Ottawa Mayor Rejects Feds’ Offer to Take Over Wellington Street and Keep It Closed in Wake of Convoy Protest

Ottawa Mayor Rejects Feds’ Offer to Take Over Wellington Street and Keep It Closed in Wake of Convoy Protest
Fencing is seen on Parliament Hill in Ottawa, one year after the Freedom Convoy protest took place, on Jan. 27, 2023. (Justin Tang/The Canadian Press)
Isaac Teo

Ottawa Mayor Mark Sutcliffe has rejected an offer by the federal government to take over a section of Wellington Street that runs past Parliament Hill with the aim of “maintaining the current road closure” in the aftermath of the Freedom Convoy protest.

In a written response on April 6, Sutcliffe reminded Procurement Minister Helena Jaczek of his city council’s decision back in February to reopen the “iconic” street, and said it would be “premature” to sign such a deal before the city has finished its internal review.

“City staff are actively working on implementing the actions emanating from this motion. Wellington Street will be opened with one traffic lane and bike lane in each direction,'' he wrote.

Sutcliffe was responding to Jaczek who told him in a letter on April 4 that the government wants to “reimagine” the parliamentary precinct and keep vehicles off Wellington Street. The city had planned to reopen the street later this year.

“I have a mandate … to engage with you directly on the transfer of Wellington Street and Sparks Street into federal jurisdiction,” said the letter, whose contents were originally reported by CTV News on April 14.

“The objective of this agreement would be to address the immediate security imperative by maintaining the current road closure, while providing the City and the federal government time to establish a fair deal and launch planning activities.”

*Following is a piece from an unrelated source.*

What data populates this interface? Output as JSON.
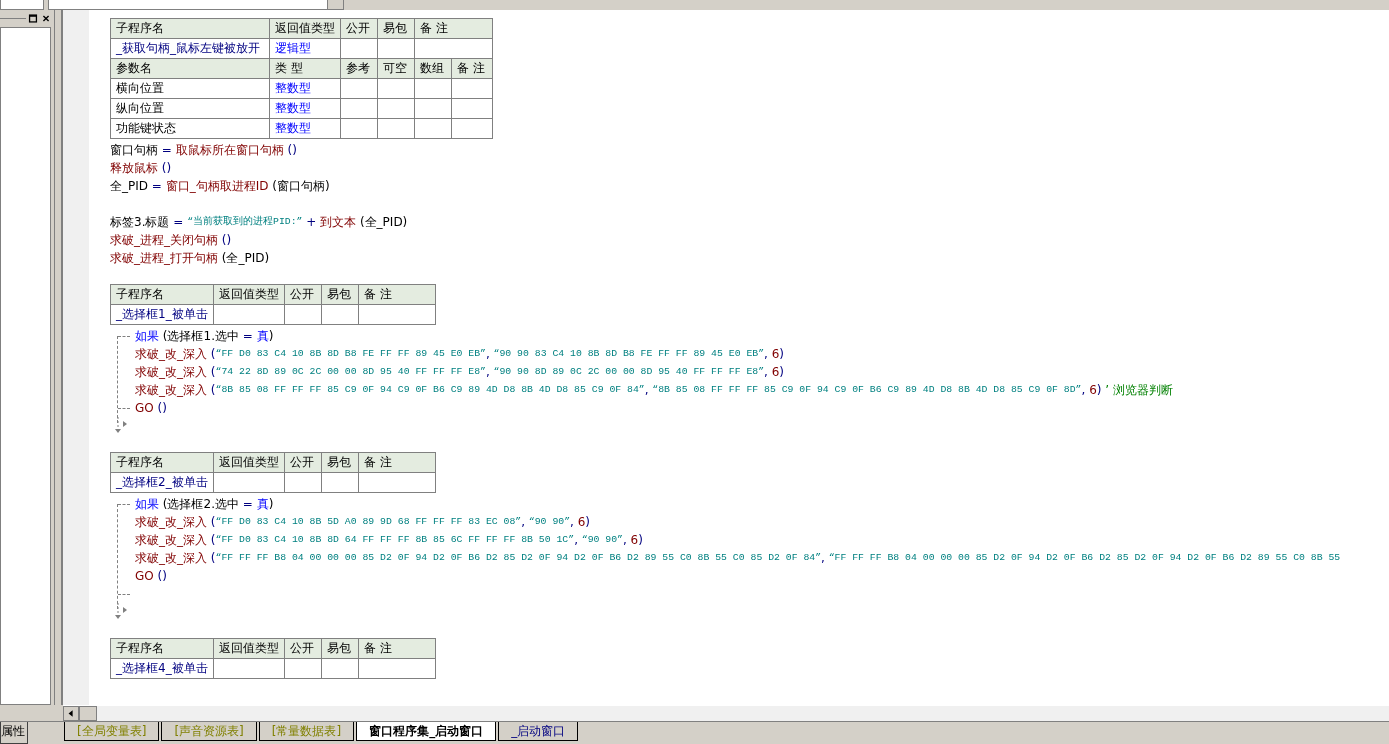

Part of Wellington Street has been blocked off since early 2022, after thousands of people supporting the Freedom Convoy movement arrived in downtown core to protest against COVID-19 mandates and restrictions during a three-week span.
The Freedom Convoy, which began on Jan. 29 and ended on Feb. 20 of 2022, started out as a demonstration by truck drivers opposing federal COVID-19 vaccine mandates for cross-border travel, but grew exponentially when supporters from across the country joined in to call for an end to all pandemic mandates and restrictions. It ended after the Liberal government invoked the Emergencies Act to quell the protest in Ottawa.

‘Interim Care and Control Agreement’

In her letter to Sutcliffe, Jaczek said the protest in Ottawa “exposed vulnerabilities” associated with Wellington Street, and thus proposed the possibility of “establishing an interim care and control agreement.”
According to the letter, Sutcliffe, Jaczek, and Emergency Preparedness Minister Bill Blair have been holding discussions about the street’s future. In December 2022, the Procedure and House Affairs Committee recommended expanding the parliamentary precinct for security reasons.

“That the federal jurisdiction for the operational security of Parliament Hill be expanded to include sections of Wellington and Sparks streets and, if necessary, that a transfer of land take place between the City of Ottawa and Public Services and Procurement to allow for Wellington Street and Sparks Street to become part of Parliament Hill,” wrote the committee in one of its several recommendations.

Commissioner Paul Rouleau, who led a public inquiry into the government’s use of the Emergencies Act, said in his final report that governments, police, and the Parliamentary Protective Service, which provides security on the Hill, should continue discussions about changes to “the division of responsibilities for policing and security in the National Capital Region.”

Jaczek said the transfer would be done “with the view to working together to reimagine this space as Canada’s pre-eminent civic forum for the residents of Ottawa and all Canadians.”

She added that the federal government would also pay for things such as bike lanes, seating, beautification, and possibly a bistro in time for Canada Day.

Sutcliffe said until a traffic study that informs on the impacts of closing Wellington Street for good is ready, and the city’s internal review on the implications of transferring the street to the federal government is completed, it’s too early to agree to the proposal.

In the meantime, Sutcliffe said staff will work with the government on ways to “animate” the section of Wellington Street that faces Parliament Hill for special events.

His letter did not address Sparks Street.

Noé Chartier and The Canadian Press contributed to this report.